Most studies require multiple forms to capture all necessary participant information: a medical history form, a family history form, a demographic information form, a previous diagnoses form, etc. If any of the forms capture the same data—which is likely—there’s a potential for data discrepancies.

As researchers, our natural inclination is to capture as much information as possible in each form (more is not always better). When designing a form, we think, ‘well it can’t hurt to ask for the full name again, and maybe the birth date, let’s add the previous diagnoses in there as well.’ What you’re left with is a study with 8-10 forms that all capture the same data.

Is this a problem? Well, it does introduce complexity in data entry and analysis for very little (if any) benefit.

When you capture duplicate data in different forms and the fields aren’t filled in exactly the same, you’re left wondering which field contains the correct information. You’ll then need to create data quality checks to verify the consistency of these fields. For example, let’s pretend you collect birth date on two separate forms. Best-case scenario? The data quality check alerts you that you have different birth dates. You’ll be forced to check the paper form or contact the participant again to determine which birth date is correct. Worst-case scenario? You don’t have data quality checks in place so you’re analyzing the data based on a potentially incorrect birth date (ouch).

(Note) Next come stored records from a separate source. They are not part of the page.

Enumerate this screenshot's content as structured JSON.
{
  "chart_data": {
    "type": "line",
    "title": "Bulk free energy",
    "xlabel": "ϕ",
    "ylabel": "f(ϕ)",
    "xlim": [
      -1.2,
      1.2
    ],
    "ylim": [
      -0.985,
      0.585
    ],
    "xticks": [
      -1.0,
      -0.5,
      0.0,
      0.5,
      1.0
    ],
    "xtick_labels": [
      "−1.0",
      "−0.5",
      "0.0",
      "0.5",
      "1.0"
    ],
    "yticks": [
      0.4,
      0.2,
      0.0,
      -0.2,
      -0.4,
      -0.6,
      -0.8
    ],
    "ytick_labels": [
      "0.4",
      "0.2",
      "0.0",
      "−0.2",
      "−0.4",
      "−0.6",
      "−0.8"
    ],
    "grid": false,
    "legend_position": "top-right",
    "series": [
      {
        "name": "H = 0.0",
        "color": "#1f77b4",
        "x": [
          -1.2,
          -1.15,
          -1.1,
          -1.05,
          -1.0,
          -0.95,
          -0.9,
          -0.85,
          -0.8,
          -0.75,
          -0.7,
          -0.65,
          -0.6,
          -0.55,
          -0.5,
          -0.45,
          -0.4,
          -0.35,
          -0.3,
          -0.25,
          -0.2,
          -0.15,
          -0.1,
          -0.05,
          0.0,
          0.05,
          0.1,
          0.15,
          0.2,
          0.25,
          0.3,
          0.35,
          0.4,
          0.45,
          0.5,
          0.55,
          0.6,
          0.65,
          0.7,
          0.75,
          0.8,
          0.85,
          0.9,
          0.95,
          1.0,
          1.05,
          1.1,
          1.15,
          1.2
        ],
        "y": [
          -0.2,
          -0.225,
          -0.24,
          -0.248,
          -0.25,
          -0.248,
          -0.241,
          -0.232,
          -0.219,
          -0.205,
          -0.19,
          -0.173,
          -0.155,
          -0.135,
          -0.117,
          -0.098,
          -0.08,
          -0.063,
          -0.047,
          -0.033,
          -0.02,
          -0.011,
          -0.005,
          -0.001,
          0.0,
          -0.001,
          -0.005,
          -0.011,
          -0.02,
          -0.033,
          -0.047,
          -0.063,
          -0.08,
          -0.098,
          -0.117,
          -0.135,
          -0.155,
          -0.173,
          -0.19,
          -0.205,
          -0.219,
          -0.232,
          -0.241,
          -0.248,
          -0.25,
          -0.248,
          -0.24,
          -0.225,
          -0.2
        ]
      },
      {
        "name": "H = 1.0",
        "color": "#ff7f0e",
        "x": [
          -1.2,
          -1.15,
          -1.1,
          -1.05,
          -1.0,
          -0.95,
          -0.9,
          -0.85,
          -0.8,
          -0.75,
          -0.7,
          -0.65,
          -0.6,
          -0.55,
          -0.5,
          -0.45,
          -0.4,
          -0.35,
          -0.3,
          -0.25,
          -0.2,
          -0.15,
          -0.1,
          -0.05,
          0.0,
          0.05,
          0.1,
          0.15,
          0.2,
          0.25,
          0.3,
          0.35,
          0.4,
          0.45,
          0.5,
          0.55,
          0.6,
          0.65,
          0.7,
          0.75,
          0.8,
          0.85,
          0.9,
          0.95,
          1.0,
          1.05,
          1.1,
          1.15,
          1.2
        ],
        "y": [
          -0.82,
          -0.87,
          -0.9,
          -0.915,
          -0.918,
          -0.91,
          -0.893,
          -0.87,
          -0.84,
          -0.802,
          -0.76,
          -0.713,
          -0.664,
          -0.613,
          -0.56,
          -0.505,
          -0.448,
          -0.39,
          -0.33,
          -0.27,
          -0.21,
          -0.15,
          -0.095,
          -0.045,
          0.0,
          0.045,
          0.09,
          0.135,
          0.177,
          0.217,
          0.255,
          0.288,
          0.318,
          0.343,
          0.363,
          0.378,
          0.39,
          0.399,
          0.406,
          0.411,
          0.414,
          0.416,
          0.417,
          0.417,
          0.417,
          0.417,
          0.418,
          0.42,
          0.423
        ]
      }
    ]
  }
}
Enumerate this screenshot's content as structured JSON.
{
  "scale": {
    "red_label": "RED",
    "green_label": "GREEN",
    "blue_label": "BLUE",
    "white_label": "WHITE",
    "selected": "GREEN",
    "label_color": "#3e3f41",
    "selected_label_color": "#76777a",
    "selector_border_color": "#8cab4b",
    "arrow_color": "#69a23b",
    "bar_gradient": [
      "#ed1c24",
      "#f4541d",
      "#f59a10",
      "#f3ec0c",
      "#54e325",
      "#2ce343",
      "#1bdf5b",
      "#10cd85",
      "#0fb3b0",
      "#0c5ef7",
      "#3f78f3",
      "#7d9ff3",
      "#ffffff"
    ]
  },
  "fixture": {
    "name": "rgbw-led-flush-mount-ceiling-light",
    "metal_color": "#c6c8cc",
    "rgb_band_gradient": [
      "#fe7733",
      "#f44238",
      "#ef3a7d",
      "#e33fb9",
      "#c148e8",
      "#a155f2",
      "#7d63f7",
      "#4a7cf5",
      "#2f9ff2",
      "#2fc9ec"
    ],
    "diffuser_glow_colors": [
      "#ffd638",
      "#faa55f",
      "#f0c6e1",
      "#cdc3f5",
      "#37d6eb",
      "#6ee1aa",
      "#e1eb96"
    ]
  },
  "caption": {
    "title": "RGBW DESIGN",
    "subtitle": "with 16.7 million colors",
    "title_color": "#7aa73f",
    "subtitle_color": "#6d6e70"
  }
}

The best way to avoid redundant data fields is to design forms that capture unique data. For example, a family contact form should only capture family contact information and should not contain medical history details. In the same manner, you don’t need to add contact information in a diagnoses or family history form. By designing forms that capture unique data, you’ll always know exactly where to find the data you need.

During times when adding a duplicate field is unavoidable, you can take precautions to identify discrepant data. The data quality checks I previously mentioned are a great way to double check that duplicate fields consistently display accurate data.

Remember to always keep data analysis in mind during form design. If you avoid collecting redundant data,  you’ll save yourself major headaches during data analysis.